Objectives: To assess the influence of an infusion of clonidine 1 μg/kg/hr on fentanyl and midazolam requirement in ventilated newborns and infants.
Design: Prospective, double-blind, randomized controlled multicenter trial. Controlled trials.com/ISRCTN77772144.
Setting: Twenty-eight level 3 German PICUs/neonatal ICUs.
Patients: Ventilated newborns and infants: stratum I (1-28 d), stratum II, (29-120 d), and stratum III (121 d to 2 yr).
Interventions: Patients received clonidine 1 μg/kg/hr or placebo on day 4 after intubation. Fentanyl and midazolam were adjusted to achieve a defined level of analgesia and sedation according to Hartwig score.

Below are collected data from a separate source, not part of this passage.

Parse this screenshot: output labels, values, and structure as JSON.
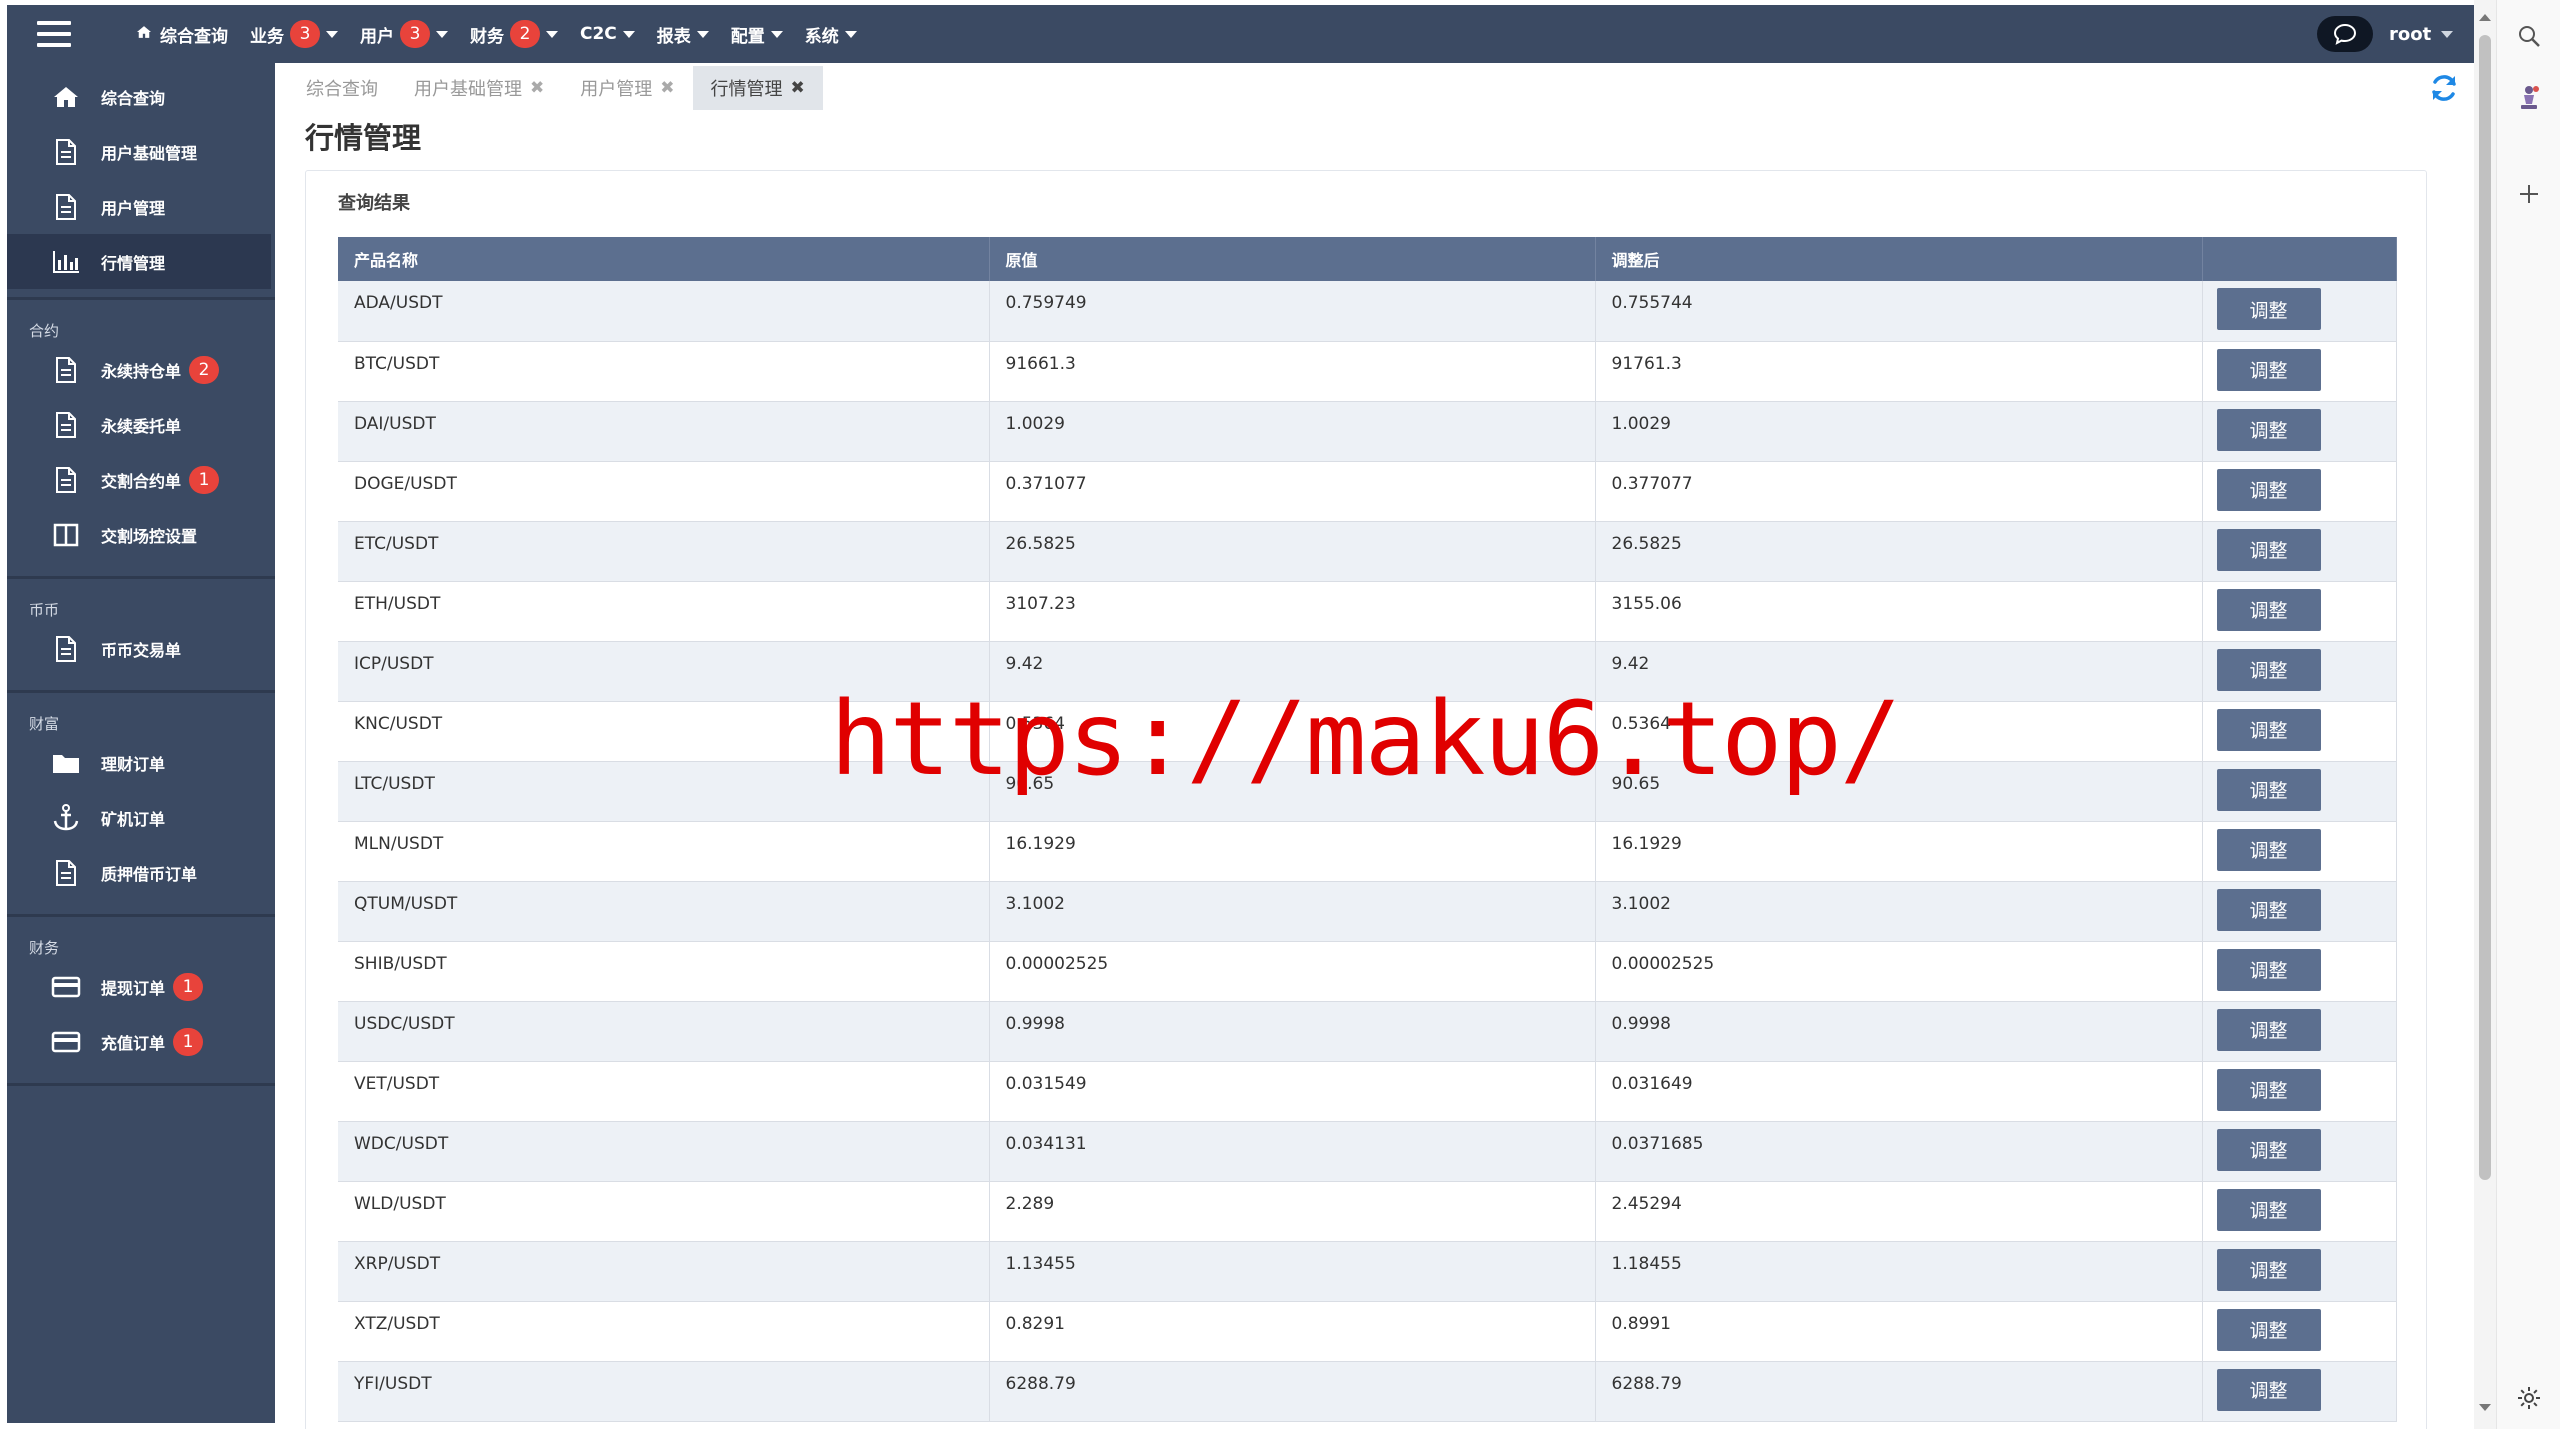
{
  "topnav": {
    "menu": [
      {
        "label": "综合查询",
        "icon": "home-icon"
      },
      {
        "label": "业务",
        "badge": "3",
        "caret": true
      },
      {
        "label": "用户",
        "badge": "3",
        "caret": true
      },
      {
        "label": "财务",
        "badge": "2",
        "caret": true
      },
      {
        "label": "C2C",
        "caret": true
      },
      {
        "label": "报表",
        "caret": true
      },
      {
        "label": "配置",
        "caret": true
      },
      {
        "label": "系统",
        "caret": true
      }
    ],
    "user": "root"
  },
  "sidebar": {
    "top_items": [
      {
        "label": "综合查询",
        "icon": "home-icon"
      },
      {
        "label": "用户基础管理",
        "icon": "document-icon"
      },
      {
        "label": "用户管理",
        "icon": "document-icon"
      },
      {
        "label": "行情管理",
        "icon": "bar-chart-icon",
        "active": true
      }
    ],
    "groups": [
      {
        "title": "合约",
        "items": [
          {
            "label": "永续持仓单",
            "icon": "document-icon",
            "badge": "2"
          },
          {
            "label": "永续委托单",
            "icon": "document-icon"
          },
          {
            "label": "交割合约单",
            "icon": "document-icon",
            "badge": "1"
          },
          {
            "label": "交割场控设置",
            "icon": "columns-icon"
          }
        ]
      },
      {
        "title": "币币",
        "items": [
          {
            "label": "币币交易单",
            "icon": "document-icon"
          }
        ]
      },
      {
        "title": "财富",
        "items": [
          {
            "label": "理财订单",
            "icon": "folder-icon"
          },
          {
            "label": "矿机订单",
            "icon": "anchor-icon"
          },
          {
            "label": "质押借币订单",
            "icon": "document-icon"
          }
        ]
      },
      {
        "title": "财务",
        "items": [
          {
            "label": "提现订单",
            "icon": "credit-card-icon",
            "badge": "1"
          },
          {
            "label": "充值订单",
            "icon": "credit-card-icon",
            "badge": "1"
          }
        ]
      }
    ]
  },
  "tabs": [
    {
      "label": "综合查询",
      "closable": false
    },
    {
      "label": "用户基础管理",
      "closable": true
    },
    {
      "label": "用户管理",
      "closable": true
    },
    {
      "label": "行情管理",
      "closable": true,
      "active": true
    }
  ],
  "page_title": "行情管理",
  "panel_title": "查询结果",
  "table": {
    "columns": [
      "产品名称",
      "原值",
      "调整后",
      ""
    ],
    "action_label": "调整",
    "rows": [
      [
        "ADA/USDT",
        "0.759749",
        "0.755744"
      ],
      [
        "BTC/USDT",
        "91661.3",
        "91761.3"
      ],
      [
        "DAI/USDT",
        "1.0029",
        "1.0029"
      ],
      [
        "DOGE/USDT",
        "0.371077",
        "0.377077"
      ],
      [
        "ETC/USDT",
        "26.5825",
        "26.5825"
      ],
      [
        "ETH/USDT",
        "3107.23",
        "3155.06"
      ],
      [
        "ICP/USDT",
        "9.42",
        "9.42"
      ],
      [
        "KNC/USDT",
        "0.5364",
        "0.5364"
      ],
      [
        "LTC/USDT",
        "90.65",
        "90.65"
      ],
      [
        "MLN/USDT",
        "16.1929",
        "16.1929"
      ],
      [
        "QTUM/USDT",
        "3.1002",
        "3.1002"
      ],
      [
        "SHIB/USDT",
        "0.00002525",
        "0.00002525"
      ],
      [
        "USDC/USDT",
        "0.9998",
        "0.9998"
      ],
      [
        "VET/USDT",
        "0.031549",
        "0.031649"
      ],
      [
        "WDC/USDT",
        "0.034131",
        "0.0371685"
      ],
      [
        "WLD/USDT",
        "2.289",
        "2.45294"
      ],
      [
        "XRP/USDT",
        "1.13455",
        "1.18455"
      ],
      [
        "XTZ/USDT",
        "0.8291",
        "0.8991"
      ],
      [
        "YFI/USDT",
        "6288.79",
        "6288.79"
      ]
    ]
  },
  "watermark": "https://maku6.top/",
  "colors": {
    "nav_bg": "#3b4a63",
    "header_row": "#5c6f8f",
    "badge": "#e8433b",
    "row_alt": "#edf1f6",
    "refresh": "#1e88e5",
    "watermark": "#e00000"
  }
}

Measurements and main results: Two hundred nineteen infants were randomized; 212 received study medication, 69.7% were ventilated in the postoperative care and 30.3% for other reasons. Primary endpoint: consumption of fentanyl and midazolam in the 72 hours following the onset of study medication (main observation period) in the overall study population. The confirmatory analysis of the overall population showed no difference in the consumption of fentanyl and midazolam. Explorative age-stratified analysis demonstrated that in stratum I (n = 112) the clonidine group had a significantly lower consumption of fentanyl (clonidine: 2.1 ± 1.8 μg/kg/hr, placebo: 3.2 ± 3.1 μg/kg/hr; p = 0.032) and midazolam (clonidine: 113.0 ± 100.1 μg/kg/hr, placebo: 180.2 ± 204.0 μg/kg/hr; p = 0.030). Strata II (n = 43) and III (n = 46) showed no statistical difference. Sedation and withdrawal-scores were significantly lower in the clonidine group of stratum I (p < 0.001). Frequency of severe adverse events did not differ between groups.
Conclusions: Clonidine 1 μg/kg/hr in ventilated newborns reduced fentanyl and midazolam demand with deeper levels of analgesia and sedation without substantial side effects. This was not demonstrated in older infants, possibly due to lower clonidine serum levels.